Vivo en un
edificio enorme. Tiene cuarenta pisos y los elevadores, que son viejísimos, son
un espacio descabellado. Cada mañana debo saltar de la cama media hora antes de
lo normal, para poder llegar a usarlos. Siempre atestados. Siempre al abrirse
la puerta está lleno y la gente con cara enojada, porque tienen que ir a
trabajar. A veces me miran con desprecio. La mayoría toman el tren o viajan en
subterráneo hasta llegar a sus lugares de trabajo. La mayoría son personas que
en cuanto pueden emigran a zonas más
recomendables. Belgrano “R” o Flores. En fin yo no me puedo dar ese lujo. Sigo
acá con mi gabardina desteñida y mis zapatillas de segunda marca. En el diario
donde trabajo, ni me miran. Soy casi tan invisible como el chico que trae el
café o el que reparte los telefax. Igual yo sigo aprendiendo. Soy periodista.
Joven, sin trayectoria y como mujer, cristiana y sin ideologías extremas… no
existo. Pero eso es otro tema.
En mi edificio
vive gente tan dispar como en cualquier edificio de una capital importante
sudamericana. Antes no, antes era un edificio en el que vivían militares. Todos
del aire. Los que volaban en aviones de ultrasonido. Pero ocurrió que mi país
entró en “guerra” con… nada menos ni nada más que con El Imperio Inglés. He
leído todo. Desde lo escrito en diarios, libros de historia, de sociología y
política.
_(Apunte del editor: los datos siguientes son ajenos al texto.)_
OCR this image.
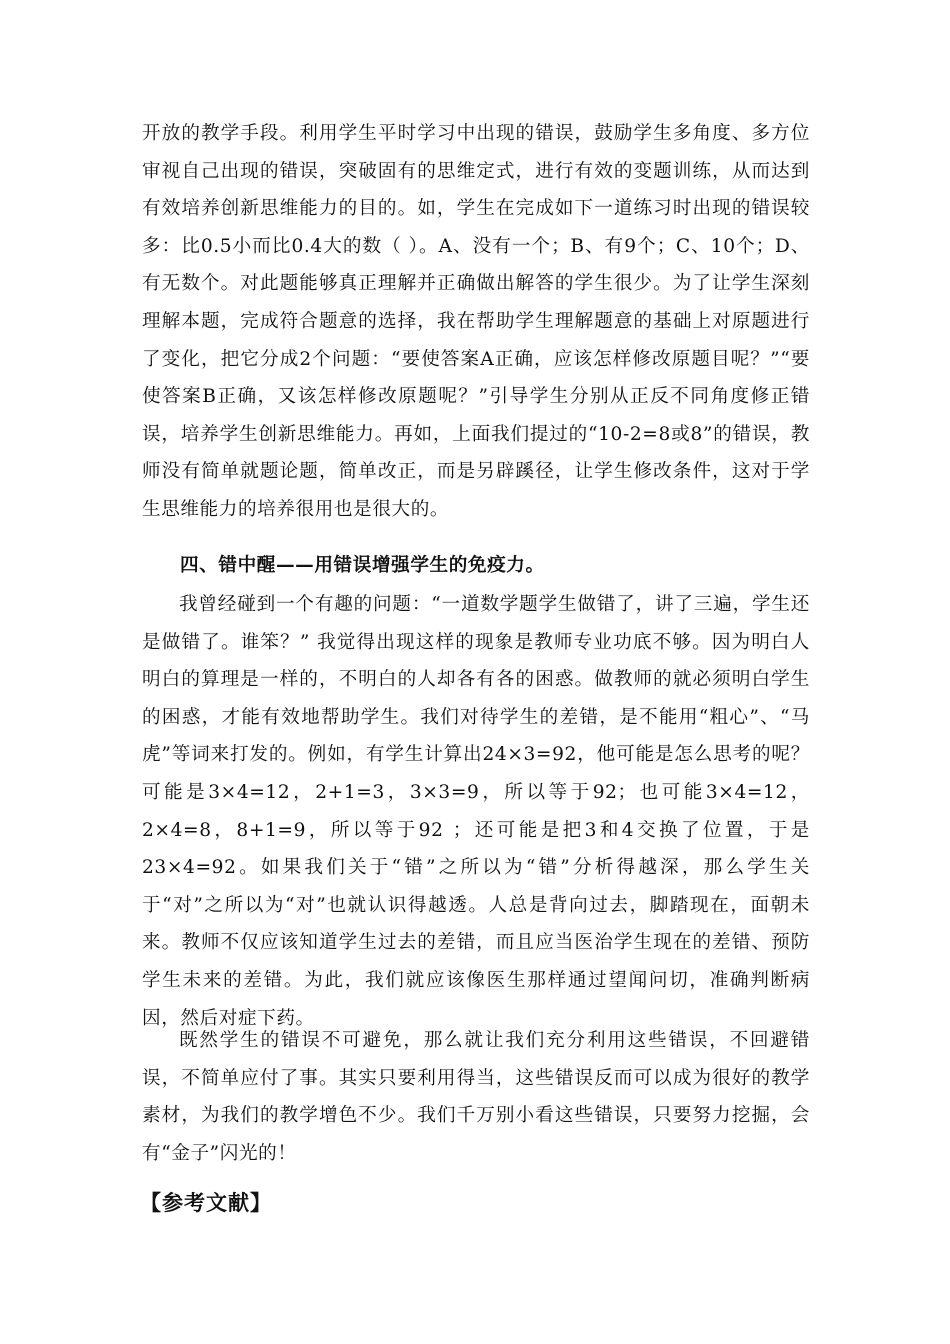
开放的教学手段。利用学生平时学习中出现的错误，鼓励学生多角度、多方位审视自己出现的错误，突破固有的思维定式，进行有效的变题训练，从而达到有效培养创新思维能力的目的。如，学生在完成如下一道练习时出现的错误较多：比0.5小而比0.4大的数（ ）。A、没有一个；B、有9个；C、10个；D、有无数个。对此题能够真正理解并正确做出解答的学生很少。为了让学生深刻理解本题，完成符合题意的选择，我在帮助学生理解题意的基础上对原题进行了变化，把它分成2个问题：“要使答案A正确，应该怎样修改原题目呢？”“要使答案B正确，又该怎样修改原题呢？”引导学生分别从正反不同角度修正错误，培养学生创新思维能力。再如，上面我们提过的“10-2=8或8”的错误，教师没有简单就题论题，简单改正，而是另辟蹊径，让学生修改条件，这对于学生思维能力的培养很用也是很大的。

四、错中醒——用错误增强学生的免疫力。

我曾经碰到一个有趣的问题：“一道数学题学生做错了，讲了三遍，学生还是做错了。谁笨？” 我觉得出现这样的现象是教师专业功底不够。因为明白人明白的算理是一样的，不明白的人却各有各的困惑。做教师的就必须明白学生的困惑，才能有效地帮助学生。我们对待学生的差错，是不能用“粗心”、“马虎”等词来打发的。例如，有学生计算出24×3=92，他可能是怎么思考的呢？可能是3×4=12，2+1=3，3×3=9，所以等于92；也可能3×4=12，2×4=8，8+1=9，所以等于92 ；还可能是把3和4交换了位置，于是23×4=92。如果我们关于“错”之所以为“错”分析得越深，那么学生关于“对”之所以为“对”也就认识得越透。人总是背向过去，脚踏现在，面朝未来。教师不仅应该知道学生过去的差错，而且应当医治学生现在的差错、预防学生未来的差错。为此，我们就应该像医生那样通过望闻问切，准确判断病因，然后对症下药。

既然学生的错误不可避免，那么就让我们充分利用这些错误，不回避错误，不简单应付了事。其实只要利用得当，这些错误反而可以成为很好的教学素材，为我们的教学增色不少。我们千万别小看这些错误，只要努力挖掘，会有“金子”闪光的！

【参考文献】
Tengo grabado hasta los nombres de algunos, que para los de mi país,
fueron “idiotas útiles” hasta de los que en la “Gran Isla” consideran héroes de
guerra. He leído diarios donde se mofan, otros donde los enaltecen y otros con
diatribas incontables.
Bueno, cada
mañana cuando espero el elevador, en el fondo hay un muchacho moreno, usa un
bigote armado, delgadísimo y serio. Le digo “Buenos días” y sonríe y hace un gesto
amable, pero no habla. Siempre está solo. A veces, lo he visto salir apresurado
cuando una mujer joven espera ingresar al pequeño habitáculo con dos niños
pequeños. Una nena y un varoncito. La nena, sonríe igual que él. El varón es
muy triste y nunca sonríe. La mujer… ni habla, ni se ríe, sólo trabaja. Se nota
que lleva los chicos a un colegio cercano, público, porque no usan un uniforme
establecido. Ella sale casi como yo, corriendo sube a un viejo coche
destartalado y parte por calle Córdoba hacia el sur. Nunca pude entablar una
charla con ella. Se viste siempre de azul oscuro o negro. ¡Bueno las mujeres de
nuestro país somos de vestirnos con colores oscuros y lamentables! Así, han
pasado varios meses y años. Como siete años, diría yo. Hoy, la nena, me dijo
que se llama María Loreto, (¡pobre qué nombre que le han puesto!) me dio
charla. Este año cumple quince años y quiere ir a Disney, pero la madre no le
puede pagar el viaje. Su pensión de viuda, no le permite. Así supe que la mujer
es viuda. La “Lore” (como me dijo que le diga), me contó que igual ella no deja
de soñar, espera un milagro. Y yo le dije que no dejara de soñar. Así comenzó
una charla amable y les conté que trabajo en el diario y que vivo sola, que soy
del interior, etc., etc. La madre siempre callada y el chico solitario mira
hacia la nada.
Comienzo ahora,
por contarles que hoy, justo hoy cuando en la redacción trabajaba en un
reportaje a unos ex soldados de Malvinas, cayó en mis manos una foto. La foto
tiene cincuenta y cinco retratos de aviadores que lucharon allá; de todos los
hombres que murieron en la Isla
del Sur y casi me desmayo. En la primera fila, superior derecha, veo el rostro
del hombre que viaja con nosotros en el elevador cada día.
Cuando al
regresar hoy, Lore me mostró la foto de su papá, otro sofocón, el que me
mostraba es el mismísimo de la foto que ví esta mañana. Espero subir como todos
los días al ascensor, para saber si aun viaja con nosotros y ¿A dónde se
dirige? ¿Me animaré a preguntarle? ¡Qué oprobio no saberlo antes! Capaz que le
pida el milagro para que Lore viaje… ¿podrá hacer algo?